RESEARCH METHODS AND PROCEDURES

We analyzed data from 10,639 National Health and Nutrition Education Study III participants > or =20 years of age to compare BMI calculated from self-reported weight and height with BMI from technician-measured values and body fatness estimated from bioelectrical impedance analysis in relation to systolic blood pressure, fasting blood levels of glucose, high-density lipoprotein-cholesterol, triglycerides, C-reactive protein, and leptin.

RESULTS

BMI based on self-reported data (25.07 kg/m2) was lower than BMI based on technician measurements (25.52 kg/m2) because of underreporting weight (-0.56 kg; 95% confidence interval, -0.71, -0.41) and overreporting height (0.76 cm; 95% confidence interval, 0.64, 0.88).
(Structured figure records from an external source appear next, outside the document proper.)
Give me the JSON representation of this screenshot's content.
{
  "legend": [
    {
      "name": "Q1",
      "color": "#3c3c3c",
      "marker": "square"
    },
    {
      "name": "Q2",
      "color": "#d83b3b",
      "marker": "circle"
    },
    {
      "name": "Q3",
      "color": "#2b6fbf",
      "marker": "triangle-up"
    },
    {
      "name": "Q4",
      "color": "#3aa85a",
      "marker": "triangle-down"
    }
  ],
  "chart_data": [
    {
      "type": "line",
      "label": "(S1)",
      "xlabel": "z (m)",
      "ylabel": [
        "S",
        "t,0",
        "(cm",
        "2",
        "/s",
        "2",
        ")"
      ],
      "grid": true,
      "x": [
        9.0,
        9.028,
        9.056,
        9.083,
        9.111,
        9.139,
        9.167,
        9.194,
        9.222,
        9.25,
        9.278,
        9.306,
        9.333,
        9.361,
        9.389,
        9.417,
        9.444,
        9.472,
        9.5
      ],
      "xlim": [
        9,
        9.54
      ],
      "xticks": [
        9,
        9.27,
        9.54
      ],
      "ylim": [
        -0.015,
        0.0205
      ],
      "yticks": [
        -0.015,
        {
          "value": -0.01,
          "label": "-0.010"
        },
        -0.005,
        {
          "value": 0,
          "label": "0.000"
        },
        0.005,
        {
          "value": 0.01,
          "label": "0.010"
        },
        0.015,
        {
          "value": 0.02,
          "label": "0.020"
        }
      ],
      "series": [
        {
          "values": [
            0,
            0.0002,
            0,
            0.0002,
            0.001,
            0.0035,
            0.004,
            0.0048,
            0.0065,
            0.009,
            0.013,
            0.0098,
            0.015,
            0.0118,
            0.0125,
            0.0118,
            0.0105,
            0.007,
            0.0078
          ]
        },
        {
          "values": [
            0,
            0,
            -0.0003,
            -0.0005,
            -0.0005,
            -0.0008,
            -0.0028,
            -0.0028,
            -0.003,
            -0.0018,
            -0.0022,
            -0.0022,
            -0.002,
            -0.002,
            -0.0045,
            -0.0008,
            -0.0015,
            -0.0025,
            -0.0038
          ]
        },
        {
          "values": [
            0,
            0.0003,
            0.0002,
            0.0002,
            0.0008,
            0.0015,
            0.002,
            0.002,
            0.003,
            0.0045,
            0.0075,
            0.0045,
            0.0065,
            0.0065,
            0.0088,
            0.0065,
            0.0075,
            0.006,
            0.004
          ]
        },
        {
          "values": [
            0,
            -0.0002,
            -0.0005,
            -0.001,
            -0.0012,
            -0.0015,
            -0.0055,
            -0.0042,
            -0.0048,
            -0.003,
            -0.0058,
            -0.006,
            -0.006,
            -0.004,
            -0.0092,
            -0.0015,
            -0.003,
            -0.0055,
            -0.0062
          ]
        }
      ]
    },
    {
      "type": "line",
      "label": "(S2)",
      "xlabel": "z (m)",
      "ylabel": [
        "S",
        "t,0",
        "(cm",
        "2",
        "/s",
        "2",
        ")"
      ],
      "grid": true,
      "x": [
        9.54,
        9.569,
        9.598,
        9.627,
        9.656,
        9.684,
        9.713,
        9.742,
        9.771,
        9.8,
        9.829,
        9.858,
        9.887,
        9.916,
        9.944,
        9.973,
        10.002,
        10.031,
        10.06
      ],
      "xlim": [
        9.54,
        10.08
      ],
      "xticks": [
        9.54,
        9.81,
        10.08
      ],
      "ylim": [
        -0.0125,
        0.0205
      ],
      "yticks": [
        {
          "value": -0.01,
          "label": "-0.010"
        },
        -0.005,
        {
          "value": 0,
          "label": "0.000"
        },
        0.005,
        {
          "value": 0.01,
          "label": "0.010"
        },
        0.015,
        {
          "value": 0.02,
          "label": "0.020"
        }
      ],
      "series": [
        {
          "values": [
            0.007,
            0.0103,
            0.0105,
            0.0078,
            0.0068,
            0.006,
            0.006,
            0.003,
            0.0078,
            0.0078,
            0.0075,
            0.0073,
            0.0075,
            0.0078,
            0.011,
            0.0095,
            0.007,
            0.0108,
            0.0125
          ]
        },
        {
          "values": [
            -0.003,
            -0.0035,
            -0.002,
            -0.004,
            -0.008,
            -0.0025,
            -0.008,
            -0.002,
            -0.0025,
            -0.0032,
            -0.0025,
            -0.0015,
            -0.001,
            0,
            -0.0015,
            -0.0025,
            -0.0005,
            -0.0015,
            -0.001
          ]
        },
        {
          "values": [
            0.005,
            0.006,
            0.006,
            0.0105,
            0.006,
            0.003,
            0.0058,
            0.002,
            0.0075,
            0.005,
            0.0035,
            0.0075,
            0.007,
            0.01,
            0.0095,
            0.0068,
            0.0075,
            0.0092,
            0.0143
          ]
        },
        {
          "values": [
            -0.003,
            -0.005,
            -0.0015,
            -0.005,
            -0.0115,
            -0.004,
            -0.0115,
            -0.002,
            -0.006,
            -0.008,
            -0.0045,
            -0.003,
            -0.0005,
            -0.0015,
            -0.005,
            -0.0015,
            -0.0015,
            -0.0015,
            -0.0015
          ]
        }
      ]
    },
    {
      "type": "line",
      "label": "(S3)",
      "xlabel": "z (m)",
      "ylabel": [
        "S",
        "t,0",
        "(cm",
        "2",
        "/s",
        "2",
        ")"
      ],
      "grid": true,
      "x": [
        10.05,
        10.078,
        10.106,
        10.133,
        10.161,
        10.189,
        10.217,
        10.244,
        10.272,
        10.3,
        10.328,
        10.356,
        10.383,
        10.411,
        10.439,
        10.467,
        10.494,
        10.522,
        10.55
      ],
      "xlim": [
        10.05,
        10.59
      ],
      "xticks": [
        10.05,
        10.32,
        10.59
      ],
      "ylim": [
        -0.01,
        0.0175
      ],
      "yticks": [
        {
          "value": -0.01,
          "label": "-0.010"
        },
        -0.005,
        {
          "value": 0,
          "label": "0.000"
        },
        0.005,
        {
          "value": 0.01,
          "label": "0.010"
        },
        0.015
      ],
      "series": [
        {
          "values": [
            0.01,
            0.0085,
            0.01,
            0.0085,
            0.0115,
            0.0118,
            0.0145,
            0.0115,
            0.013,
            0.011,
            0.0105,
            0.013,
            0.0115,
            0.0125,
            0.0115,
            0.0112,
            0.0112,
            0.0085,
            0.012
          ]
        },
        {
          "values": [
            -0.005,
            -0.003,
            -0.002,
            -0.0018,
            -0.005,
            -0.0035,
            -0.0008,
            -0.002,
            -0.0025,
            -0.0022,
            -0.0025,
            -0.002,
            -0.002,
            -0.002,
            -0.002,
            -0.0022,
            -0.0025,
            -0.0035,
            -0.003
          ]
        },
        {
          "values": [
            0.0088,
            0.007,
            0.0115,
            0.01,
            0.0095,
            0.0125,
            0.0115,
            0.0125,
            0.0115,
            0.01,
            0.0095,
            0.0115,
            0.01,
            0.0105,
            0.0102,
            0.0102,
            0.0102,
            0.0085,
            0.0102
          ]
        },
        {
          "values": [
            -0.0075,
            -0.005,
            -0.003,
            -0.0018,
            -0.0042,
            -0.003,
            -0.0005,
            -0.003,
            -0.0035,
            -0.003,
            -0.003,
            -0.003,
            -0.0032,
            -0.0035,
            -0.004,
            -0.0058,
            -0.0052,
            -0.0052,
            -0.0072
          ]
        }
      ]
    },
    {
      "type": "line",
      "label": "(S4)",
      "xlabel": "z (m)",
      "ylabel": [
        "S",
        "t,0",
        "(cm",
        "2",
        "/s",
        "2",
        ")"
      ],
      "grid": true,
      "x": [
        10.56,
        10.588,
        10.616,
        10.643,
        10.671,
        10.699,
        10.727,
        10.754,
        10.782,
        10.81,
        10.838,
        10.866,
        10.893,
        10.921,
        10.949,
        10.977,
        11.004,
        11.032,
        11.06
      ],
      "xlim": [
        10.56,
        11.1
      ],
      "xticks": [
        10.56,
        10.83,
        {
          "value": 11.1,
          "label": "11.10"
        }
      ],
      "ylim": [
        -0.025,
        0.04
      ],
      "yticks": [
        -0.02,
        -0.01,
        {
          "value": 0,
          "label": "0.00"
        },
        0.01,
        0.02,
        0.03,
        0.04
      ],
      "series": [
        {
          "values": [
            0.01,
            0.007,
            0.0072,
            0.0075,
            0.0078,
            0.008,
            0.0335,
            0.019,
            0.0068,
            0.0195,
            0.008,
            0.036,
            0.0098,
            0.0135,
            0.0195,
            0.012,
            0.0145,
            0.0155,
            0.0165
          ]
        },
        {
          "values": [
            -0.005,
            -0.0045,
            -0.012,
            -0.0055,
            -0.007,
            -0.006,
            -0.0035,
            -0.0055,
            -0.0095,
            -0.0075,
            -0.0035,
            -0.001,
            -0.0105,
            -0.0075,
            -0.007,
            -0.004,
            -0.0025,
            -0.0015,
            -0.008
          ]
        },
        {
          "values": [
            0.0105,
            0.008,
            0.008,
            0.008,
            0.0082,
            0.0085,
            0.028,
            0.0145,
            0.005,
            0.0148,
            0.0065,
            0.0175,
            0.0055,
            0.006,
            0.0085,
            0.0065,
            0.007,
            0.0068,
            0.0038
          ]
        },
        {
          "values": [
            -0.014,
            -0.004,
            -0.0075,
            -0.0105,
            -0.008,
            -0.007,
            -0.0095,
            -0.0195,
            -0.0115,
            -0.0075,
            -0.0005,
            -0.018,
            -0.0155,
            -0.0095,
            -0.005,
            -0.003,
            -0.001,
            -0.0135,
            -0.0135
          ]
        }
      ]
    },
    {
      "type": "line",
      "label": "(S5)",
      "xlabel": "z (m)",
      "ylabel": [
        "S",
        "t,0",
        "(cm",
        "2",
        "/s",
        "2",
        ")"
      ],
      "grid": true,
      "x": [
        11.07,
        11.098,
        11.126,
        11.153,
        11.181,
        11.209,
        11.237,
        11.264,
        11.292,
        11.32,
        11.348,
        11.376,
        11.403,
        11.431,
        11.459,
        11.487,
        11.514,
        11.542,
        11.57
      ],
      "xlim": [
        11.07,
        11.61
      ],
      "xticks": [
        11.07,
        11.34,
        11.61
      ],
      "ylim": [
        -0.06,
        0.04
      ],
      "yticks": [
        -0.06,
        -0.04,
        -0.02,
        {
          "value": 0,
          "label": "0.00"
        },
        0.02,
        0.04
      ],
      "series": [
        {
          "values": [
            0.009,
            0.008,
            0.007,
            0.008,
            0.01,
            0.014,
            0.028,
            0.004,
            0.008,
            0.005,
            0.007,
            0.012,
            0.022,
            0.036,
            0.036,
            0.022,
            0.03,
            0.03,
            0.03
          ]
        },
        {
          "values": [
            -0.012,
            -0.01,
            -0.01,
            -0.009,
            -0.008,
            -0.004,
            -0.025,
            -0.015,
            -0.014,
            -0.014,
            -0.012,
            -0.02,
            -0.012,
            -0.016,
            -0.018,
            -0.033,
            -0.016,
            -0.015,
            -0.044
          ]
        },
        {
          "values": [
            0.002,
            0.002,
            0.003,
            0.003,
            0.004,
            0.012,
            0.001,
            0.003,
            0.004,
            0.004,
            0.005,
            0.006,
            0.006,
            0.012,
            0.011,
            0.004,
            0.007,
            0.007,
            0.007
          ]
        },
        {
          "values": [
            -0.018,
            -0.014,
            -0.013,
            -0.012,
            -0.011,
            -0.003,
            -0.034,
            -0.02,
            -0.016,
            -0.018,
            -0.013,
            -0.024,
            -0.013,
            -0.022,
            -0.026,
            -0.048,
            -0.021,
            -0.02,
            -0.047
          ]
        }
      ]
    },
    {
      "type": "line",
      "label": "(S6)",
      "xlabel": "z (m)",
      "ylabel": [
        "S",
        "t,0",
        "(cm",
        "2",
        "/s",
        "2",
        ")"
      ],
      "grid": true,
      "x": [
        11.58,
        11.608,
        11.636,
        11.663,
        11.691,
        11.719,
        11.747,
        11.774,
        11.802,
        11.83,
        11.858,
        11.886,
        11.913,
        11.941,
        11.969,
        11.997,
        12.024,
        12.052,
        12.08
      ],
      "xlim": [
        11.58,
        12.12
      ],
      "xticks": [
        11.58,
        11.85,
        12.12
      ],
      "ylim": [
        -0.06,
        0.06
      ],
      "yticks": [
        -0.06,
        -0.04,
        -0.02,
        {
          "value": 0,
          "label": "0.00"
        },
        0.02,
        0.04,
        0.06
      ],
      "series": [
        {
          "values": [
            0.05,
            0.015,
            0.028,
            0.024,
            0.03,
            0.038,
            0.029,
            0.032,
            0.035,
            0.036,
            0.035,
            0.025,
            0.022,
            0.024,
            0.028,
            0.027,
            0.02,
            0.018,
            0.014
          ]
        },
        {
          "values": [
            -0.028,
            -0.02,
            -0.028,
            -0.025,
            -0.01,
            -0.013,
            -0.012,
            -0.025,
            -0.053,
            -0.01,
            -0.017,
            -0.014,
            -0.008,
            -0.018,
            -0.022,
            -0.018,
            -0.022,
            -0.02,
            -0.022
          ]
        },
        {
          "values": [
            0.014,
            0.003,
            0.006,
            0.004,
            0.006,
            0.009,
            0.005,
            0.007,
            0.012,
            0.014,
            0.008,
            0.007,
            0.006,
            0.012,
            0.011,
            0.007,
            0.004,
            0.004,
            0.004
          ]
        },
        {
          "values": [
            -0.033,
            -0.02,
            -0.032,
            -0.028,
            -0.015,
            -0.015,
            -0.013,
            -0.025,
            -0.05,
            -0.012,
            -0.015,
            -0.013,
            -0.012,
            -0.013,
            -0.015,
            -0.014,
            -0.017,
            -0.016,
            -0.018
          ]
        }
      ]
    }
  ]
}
However, the correlations between self-reported and measured BMI values were very high (0.95 for whites, 0.93 for blacks, and 0.90 for Mexican Americans). In terms of biomarkers, self-reported and measured BMI values were equally correlated with fasting blood glucose (r = 0.43), high-density lipoprotein-cholesterol (r = -0.53), and systolic blood pressure (r = 0.54). Similar correlations were observed for both measures of BMI with plasma concentrations of triglycerides and leptin. These correlations did not differ appreciably by age, sex, ethnicity, or obesity status. Correlations for percentage body fat estimated through bioelectrical impedance analysis with these biomarkers were similar to those for BMI.

DISCUSSION

The accuracy of self-reported BMI is sufficient for epidemiological studies using disease biomarkers, although inappropriate for precise measures of obesity prevalence.

摘要

目的

本研究旨在通过与技术人员测量的体重指数(BMI)及肥胖生物标志物进行比较,评估基于自我报告数据得出的BMI的有效性。

研究方法与步骤

我们分析了来自10639名年龄大于或等于20岁的国家健康与营养教育研究III参与者的数据,以比较根据自我报告的体重和身高计算出的BMI与技术人员测量值得出的BMI,以及通过生物电阻抗分析估计的体脂与收缩压、空腹血糖水平、高密度脂蛋白胆固醇、甘油三酯、C反应蛋白和瘦素之间的关系。

结果

由于体重报告偏低(-0.56千克;95%置信区间为-0.71至-0.41)和身高报告偏高(0.76厘米;95%置信区间为0.64至0.88),基于自我报告数据的BMI(25.07千克/平方米)低于基于技术人员测量的BMI(25.52千克/平方米)。然而,自我报告的BMI值与测量的BMI值之间的相关性非常高(白人中为0.95,黑人中为0.93,墨西哥裔美国人中为0.90)。就生物标志物而言,自我报告的和测量的BMI值与空腹血糖(r = 0.43)、高密度脂蛋白胆固醇(r = -0.53)和收缩压(r = 0.54)的相关性相同。两种BMI测量方法与甘油三酯和瘦素的血浆浓度之间也观察到类似的相关性。这些相关性在年龄、性别、种族或肥胖状况方面没有明显差异。通过生物电阻抗分析估计的体脂百分比与这些生物标志物的相关性与BMI的相关性相似。

讨论

尽管基于自我报告的BMI不适用于精确测量肥胖患病率,但对于使用疾病生物标志物的流行病学研究而言,其准确性是足够的。